第13話 鳥居前

理恵が糺の森の入り口に着いたとき、風間の姿は既に見えなくなっていた。


理恵は迷った。


風間を追いかけるべきか、帰るべきか。


風間の様子は明らかにおかしかった。


一緒に宵山を楽しんでいたと思ったら、急に緊張の面持ちで先に帰ると告げたのだ。


風間が誰かと連絡を取った形跡はない。


『急に私といるのが嫌になったのかな。いや、そんなことはない。風間君は、確かに楽しんでいた。それならなぜ』

理恵は疑心暗鬼に陥った。


理恵に別れを告げたとき、風間の顔には、ある種の焦燥感が漂っていた気がした。


理恵は先ほど四条通りで風間と自撮りした写真を携帯電話の画面に表示させた。


満面の笑みの理恵と苦笑する風間天。


「風間君・・・」


理恵が小さな声で呟いたとき、森の奥の方から断末魔のような叫び声が聞こえてきた。


理恵は迷いを捨て、糺の森に向かって走り始めた。


しばらく走ると、理恵は何かに躓き、転びそうになった。


「何なのよ!」

理恵が後ろを振り返ると、そこには全身黒尽くめの忍装束姿の男が倒れていた。


「きゃーー!」

理恵は思わず叫び声をあげた。


そして、ある考えが脳裏に浮かんだ。


『まさか、風間君・・・』

理恵は恐る恐る倒れている忍の男に近づいた。


男は顔をしかめ、肩のあたりを手で押さえている。


丸顔に無精ひげを蓄えたその顔は風間天のものではなかった。

「よかった」

理恵が思わず漏らした無神経な一言に男が反応した。

「よ、よかったって、あんた、ひでえな」

「ごめんなさい。私の知り合いかと思ったんです」

理恵は素直に謝り、

「救急車を呼びましょうか?」

とつけ加えた。


そのとき、前方から砂利を踏みしめる音が聞こえてきた。


4人の忍装束の男がこちらに向かってくる。全員がそれぞれ何かしらの怪我をしているようだ。ある者は腰を押さえ、ある者は手首をさすっていた。

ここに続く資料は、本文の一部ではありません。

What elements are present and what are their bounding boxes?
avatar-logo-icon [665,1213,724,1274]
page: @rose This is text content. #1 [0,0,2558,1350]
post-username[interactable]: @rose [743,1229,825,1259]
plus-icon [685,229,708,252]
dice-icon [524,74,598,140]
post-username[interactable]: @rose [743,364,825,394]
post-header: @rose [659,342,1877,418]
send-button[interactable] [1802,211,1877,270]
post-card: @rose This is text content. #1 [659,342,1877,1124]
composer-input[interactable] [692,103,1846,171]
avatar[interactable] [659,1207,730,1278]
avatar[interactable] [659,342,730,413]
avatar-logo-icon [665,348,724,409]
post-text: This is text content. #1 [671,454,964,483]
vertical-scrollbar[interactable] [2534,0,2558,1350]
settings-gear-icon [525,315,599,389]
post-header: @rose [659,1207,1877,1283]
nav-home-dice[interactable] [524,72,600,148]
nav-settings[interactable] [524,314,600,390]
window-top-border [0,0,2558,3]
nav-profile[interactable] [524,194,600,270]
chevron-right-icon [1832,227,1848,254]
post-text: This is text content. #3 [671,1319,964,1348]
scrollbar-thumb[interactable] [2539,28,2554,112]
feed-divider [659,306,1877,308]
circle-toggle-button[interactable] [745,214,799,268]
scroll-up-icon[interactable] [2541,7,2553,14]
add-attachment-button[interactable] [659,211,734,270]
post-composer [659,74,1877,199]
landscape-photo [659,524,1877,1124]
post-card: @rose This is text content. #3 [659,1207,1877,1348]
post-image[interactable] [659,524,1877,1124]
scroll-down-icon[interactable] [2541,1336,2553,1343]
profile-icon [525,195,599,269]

「救急車はいらない。俺たちがこいつを運ぶから大丈夫だ」

「何があったんですか?」

理恵はリーダー格と思われる男に尋ねた。

男はしばらく考えを巡らせたが、

「分からない」

と首を横に振った。

「さっきまで松本さんと宵山を楽しんでいたんだが、気づいたら、こんな衣装を着て、しかも若い男と真剣で戦っていたんだ」

『風間君だ』

理恵は直感でそう思った。

そして、松本というのは、俳優であり、風間の実の父の松本隆二のはずであった。


理恵は嫌な予感に襲われた。

そこで、思い切って尋ねてみた。

「それで、その若い男は今どこに?」

男は自分たちが来た方角を指差し、

「たぶん、松本さんと神社の鳥居の前で斬り合ってるよ」

といった。


理恵は再び走り出した。その瞬間、左足の下駄の鼻緒が切れてしまった。


理恵は両足の下駄を脱ぐと、右手で拾い上げ、走り始めた。


足の裏が痛かったが、そんなことに構っている余裕はなかった。


30メートルほど進むと、朱色の鳥居が見えてきた。


下鴨神社こと、賀茂御祖神社の鳥居だ。


そして、その鳥居の前では、二人の長身の男が真剣で斬り合っていた。


『風間君』

理恵は全力で走った。


10メートル程の距離に近づいたとき、風間が長い腕を活かし、刀を突き出している姿がはっきりと視界に入った。


刀が相手の懐に吸い込まれていく。


しかし、無情にも風間が放った突きの一手は届かなかった。


風間は慌てて伸びた両腕を戻そうとした。


その動きに合わせて相手の剣士が、刀を高く振り上げる。


『やめて!』

理恵は思わず叫んだ。


その瞬間、男の動きが止まったかと思ったが、男はすぐさま刀を振り下ろした。


風間は男の袈裟切りを右肩からもろに浴びた。


理恵のいる場所からでも、風間の肩のあたりから血しぶきが飛ぶのが分かった。


風間の手から刀が落ちる。


そして、風間は膝から崩れ落ちるように前方に倒れた。